Washington State Parks and the Swinomish tribe obtained the island through a variety of grants and other funding sources committed to protecting our shorelines for natural processes and use by the public. We recognized that the causeway was not natural, and was actually quite harmful to the shoreline processes and the marine area wildlife.
After years of studies as to what could be done and the probable effects of the various alternatives, State Parks and the Tribe agreed to remove the causeway and restore the natural processes at the east end of Kiket Island.
What does this mean? What changes will it bring to the island, to the beaches and wildlife, and to public use?
First of all, obviously, Kiket Island will again become an island as it used to always be. But not very often. The sand spit will still connect the island with Fidalgo, so water will breach the spit at only the highest of tides, and even then with little current and mostly shallow water.
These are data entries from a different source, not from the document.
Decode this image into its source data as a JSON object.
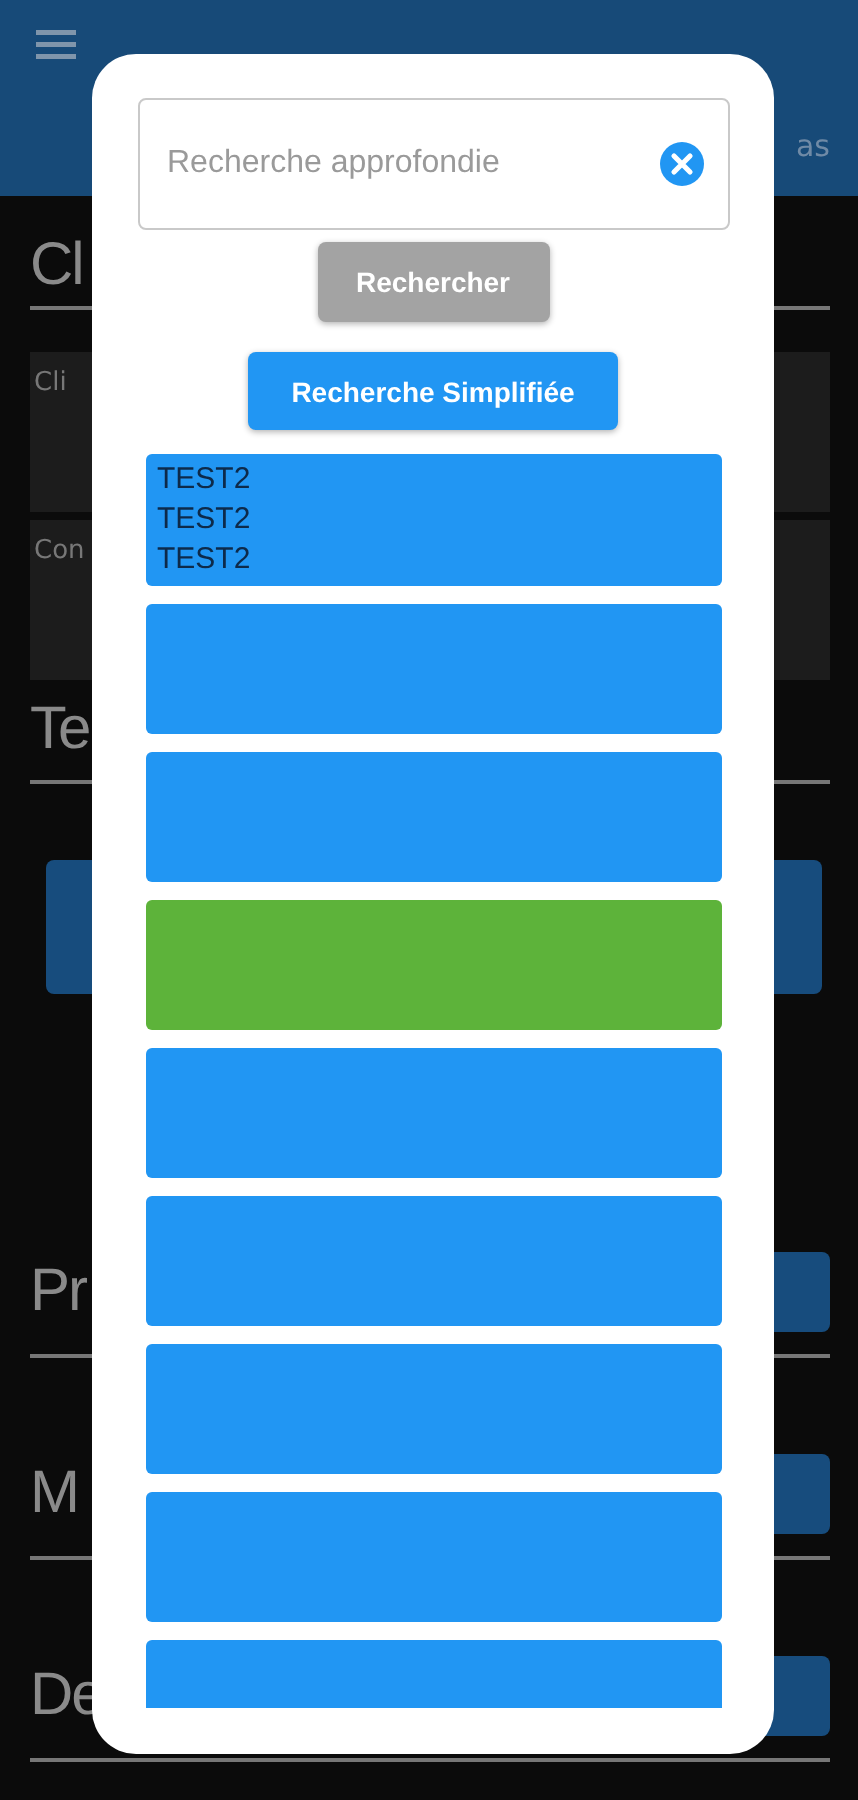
{
  "app_bar": {
    "action": "as"
  },
  "background_sections": [
    {
      "kind": "cards",
      "title": "Cl",
      "cards": [
        {
          "label": "Cli"
        },
        {
          "label": "Con"
        }
      ]
    },
    {
      "kind": "wide_button",
      "title": "Te"
    },
    {
      "kind": "row",
      "title": "Pr"
    },
    {
      "kind": "row",
      "title": "M"
    },
    {
      "kind": "row",
      "title": "De"
    }
  ],
  "dialog": {
    "search": {
      "placeholder": "Recherche approfondie"
    },
    "search_button": {
      "label": "Rechercher",
      "disabled": true
    },
    "mode_button": {
      "label": "Recherche Simplifiée"
    },
    "results": [
      {
        "lines": [
          "TEST2",
          "TEST2",
          "TEST2"
        ],
        "color": "#2196f3"
      },
      {
        "color": "#2196f3"
      },
      {
        "color": "#2196f3"
      },
      {
        "color": "#5db33a"
      },
      {
        "color": "#2196f3"
      },
      {
        "color": "#2196f3"
      },
      {
        "color": "#2196f3"
      },
      {
        "color": "#2196f3"
      },
      {
        "color": "#2196f3"
      }
    ]
  }
}
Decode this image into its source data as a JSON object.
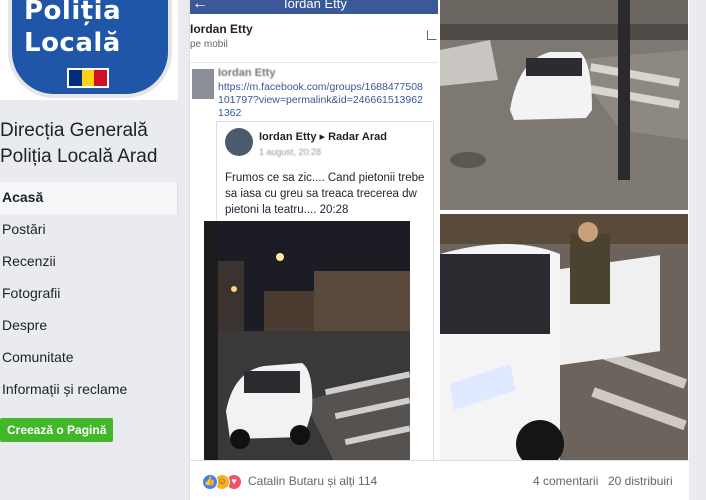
{
  "logo": {
    "line1": "Poliția",
    "line2": "Locală",
    "flag_colors": [
      "#002b7f",
      "#fcd116",
      "#ce1126"
    ]
  },
  "page": {
    "name": "Direcția Generală Poliția Locală Arad"
  },
  "nav": {
    "items": [
      {
        "label": "Acasă",
        "active": true
      },
      {
        "label": "Postări"
      },
      {
        "label": "Recenzii"
      },
      {
        "label": "Fotografii"
      },
      {
        "label": "Despre"
      },
      {
        "label": "Comunitate"
      },
      {
        "label": "Informații și reclame"
      }
    ],
    "create_page": "Creează o Pagină"
  },
  "screenshot": {
    "topbar_name": "Iordan Etty",
    "author": "Iordan Etty",
    "subtitle": "pe mobil",
    "shared_name": "Iordan Etty",
    "link": "https://m.facebook.com/groups/1688477508101797?view=permalink&id=2466615139621362",
    "inner": {
      "author": "Iordan Etty",
      "arrow": "▸",
      "group": "Radar Arad",
      "meta": "1 august, 20:28",
      "text": "Frumos ce sa zic.... Cand pietonii trebe sa iasa cu greu sa treaca trecerea dw pietoni la teatru.... 20:28"
    }
  },
  "footer": {
    "reactors": "Catalin Butaru și alți 114",
    "comments": "4 comentarii",
    "shares": "20 distribuiri"
  },
  "colors": {
    "fb_blue": "#3b5998",
    "green": "#42b72a",
    "like": "#4080ff",
    "love": "#f25268",
    "haha": "#f7b125"
  }
}
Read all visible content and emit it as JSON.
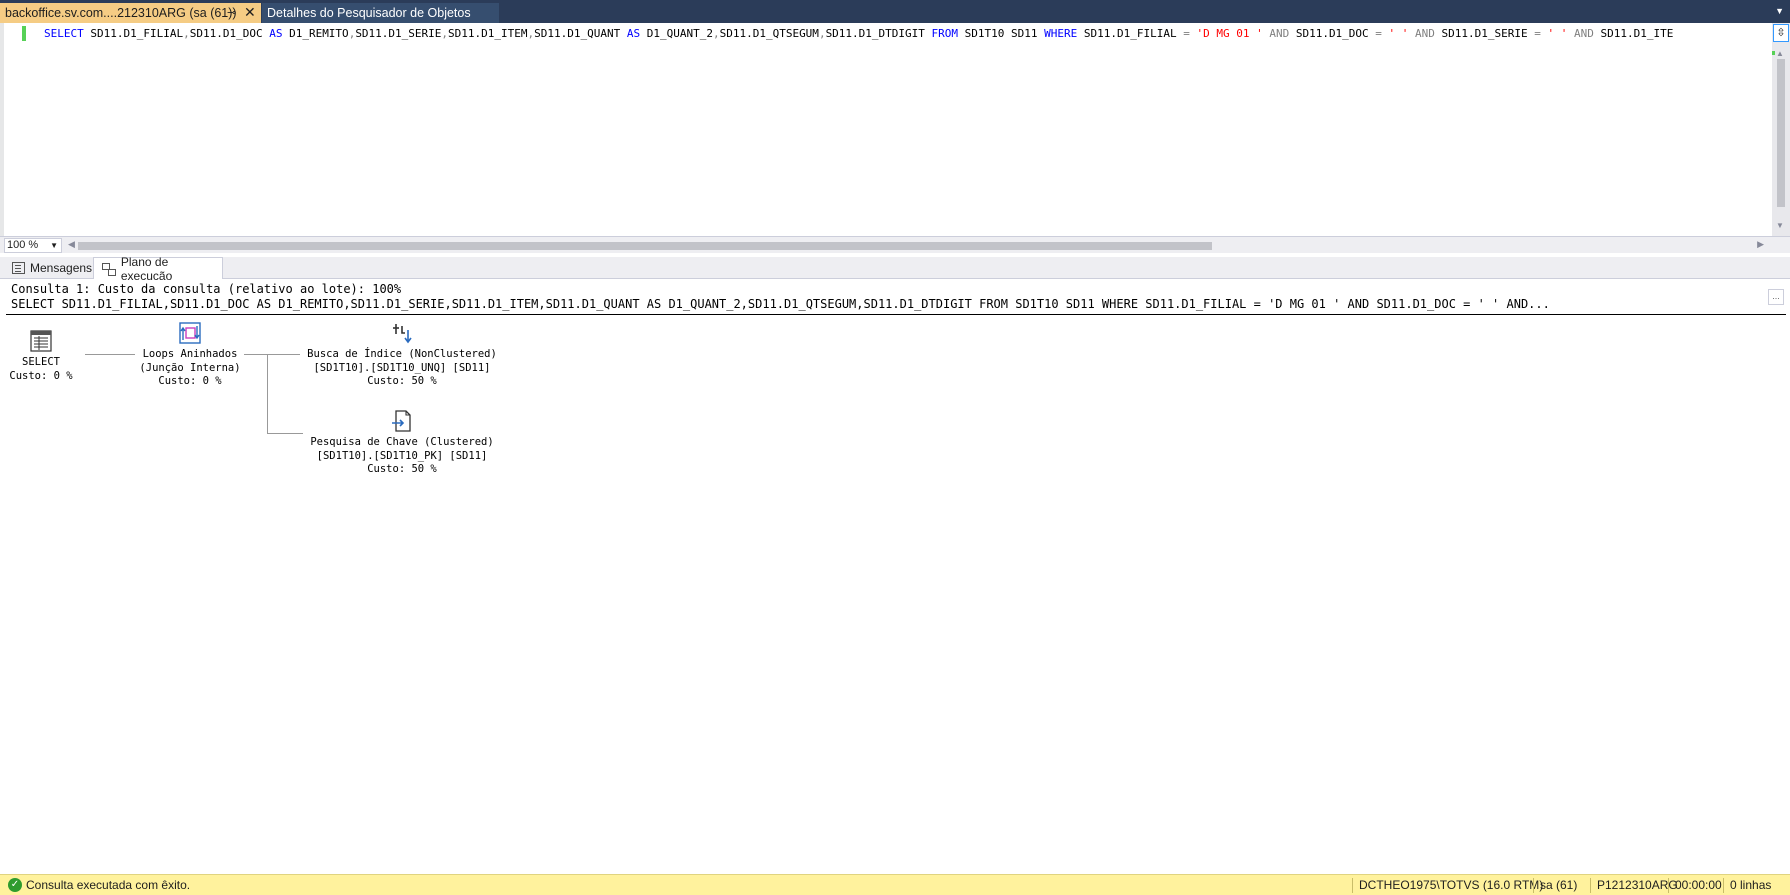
{
  "tabs": {
    "active_label": "backoffice.sv.com....212310ARG (sa (61))",
    "pin_icon": "⊸",
    "close_icon": "✕",
    "inactive_label": "Detalhes do Pesquisador de Objetos"
  },
  "editor": {
    "zoom": "100 %",
    "sql": [
      {
        "t": "SELECT",
        "c": "kw"
      },
      {
        "t": " SD11.D1_FILIAL",
        "c": ""
      },
      {
        "t": ",",
        "c": "op"
      },
      {
        "t": "SD11.D1_DOC ",
        "c": ""
      },
      {
        "t": "AS",
        "c": "kw"
      },
      {
        "t": " D1_REMITO",
        "c": ""
      },
      {
        "t": ",",
        "c": "op"
      },
      {
        "t": "SD11.D1_SERIE",
        "c": ""
      },
      {
        "t": ",",
        "c": "op"
      },
      {
        "t": "SD11.D1_ITEM",
        "c": ""
      },
      {
        "t": ",",
        "c": "op"
      },
      {
        "t": "SD11.D1_QUANT ",
        "c": ""
      },
      {
        "t": "AS",
        "c": "kw"
      },
      {
        "t": " D1_QUANT_2",
        "c": ""
      },
      {
        "t": ",",
        "c": "op"
      },
      {
        "t": "SD11.D1_QTSEGUM",
        "c": ""
      },
      {
        "t": ",",
        "c": "op"
      },
      {
        "t": "SD11.D1_DTDIGIT ",
        "c": ""
      },
      {
        "t": "FROM",
        "c": "kw"
      },
      {
        "t": " SD1T10 SD11 ",
        "c": ""
      },
      {
        "t": "WHERE",
        "c": "kw"
      },
      {
        "t": "  SD11.D1_FILIAL ",
        "c": ""
      },
      {
        "t": "=",
        "c": "op"
      },
      {
        "t": " 'D MG 01 '",
        "c": "str"
      },
      {
        "t": " AND",
        "c": "op"
      },
      {
        "t": " SD11.D1_DOC ",
        "c": ""
      },
      {
        "t": "=",
        "c": "op"
      },
      {
        "t": " ' '",
        "c": "str"
      },
      {
        "t": " AND",
        "c": "op"
      },
      {
        "t": " SD11.D1_SERIE ",
        "c": ""
      },
      {
        "t": "=",
        "c": "op"
      },
      {
        "t": " ' '",
        "c": "str"
      },
      {
        "t": " AND",
        "c": "op"
      },
      {
        "t": " SD11.D1_ITE",
        "c": ""
      }
    ]
  },
  "results_tabs": {
    "messages": "Mensagens",
    "plan": "Plano de execução"
  },
  "plan": {
    "header_line1": "Consulta 1: Custo da consulta (relativo ao lote): 100%",
    "header_line2": "SELECT SD11.D1_FILIAL,SD11.D1_DOC AS D1_REMITO,SD11.D1_SERIE,SD11.D1_ITEM,SD11.D1_QUANT AS D1_QUANT_2,SD11.D1_QTSEGUM,SD11.D1_DTDIGIT FROM SD1T10 SD11 WHERE SD11.D1_FILIAL = 'D MG 01 ' AND SD11.D1_DOC = ' ' AND...",
    "more_label": "...",
    "nodes": {
      "select": {
        "title": "SELECT",
        "cost": "Custo: 0 %",
        "icon": "table-icon"
      },
      "loops": {
        "title": "Loops Aninhados",
        "subtitle": "(Junção Interna)",
        "cost": "Custo: 0 %",
        "icon": "nested-loops-icon"
      },
      "seek": {
        "title": "Busca de Índice (NonClustered)",
        "subtitle": "[SD1T10].[SD1T10_UNQ] [SD11]",
        "cost": "Custo: 50 %",
        "icon": "index-seek-icon"
      },
      "lookup": {
        "title": "Pesquisa de Chave (Clustered)",
        "subtitle": "[SD1T10].[SD1T10_PK] [SD11]",
        "cost": "Custo: 50 %",
        "icon": "key-lookup-icon"
      }
    }
  },
  "status": {
    "message": "Consulta executada com êxito.",
    "server": "DCTHEO1975\\TOTVS (16.0 RTM)",
    "user": "sa (61)",
    "database": "P1212310ARG",
    "time": "00:00:00",
    "rows": "0 linhas"
  },
  "colors": {
    "tab_active": "#f5cc84",
    "tab_bar": "#2b3c59",
    "status_bar": "#fff29d",
    "keyword": "#0000ff",
    "string": "#ff0000"
  }
}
Salmon will again have easier access to the lagoon. Sand and silt will again cross the channel to restore the health of both beaches. Logs will move through during storm events, and be pulled away by other storm events.
Access to the island will be limited for only a short time, mostly in the winter. In the summer, the higher high tides are mostly at night. During the winter, they are during the day, but they can easily be planned around in walks out to the island and back.
Many of the high tides don't even get that high. And the worst case would be someone may have to take off their shoes and socks and walk across if they can't wait for the tide to go down. Of course, nature will modify it through the years; logs will fill the gap and have to be moved aside a little to keep a path open. Storms will carve out the channel, only to see it fill in again as currents bring back the native sand and gravel.
Lone Tree Point to the south has a beach that is nearly identical to this one, with the highest tides going across the access to the point. It has worked well, as visitors just plan their hike to make sure they are not on the point at the highest of tides, or they just wear boots.
Sometimes change sounds more foreboding than the reality actually is. I hope you find this change to be a valuable restoration of the beach and a celebration of making Kiket Island an island again. It will remove a very smooth roadway from that section of the trail, but that roadway is not supposed to be there. In its place will be a natural beach, easily crossed at all but the highest of tides.
Permitting is now nearly complete. Removal of the causeway may happen as early as this summer, de- pending on when the work will cause the least disruption to salmon and other marine species. Humans will be able to access the island with minimal disruption during the construction, we hope, but the details re- main to be worked out.
We have had great success restoring the Cornet Bay shoreline, and Bowman Bay’s shoreline is in its second year of success as well. Bring Kiket back to health will be a remarkable trifecta of beach restoration achievements in the Deception Pass area.
Let’s see what we can do to make our beaches work for all of us.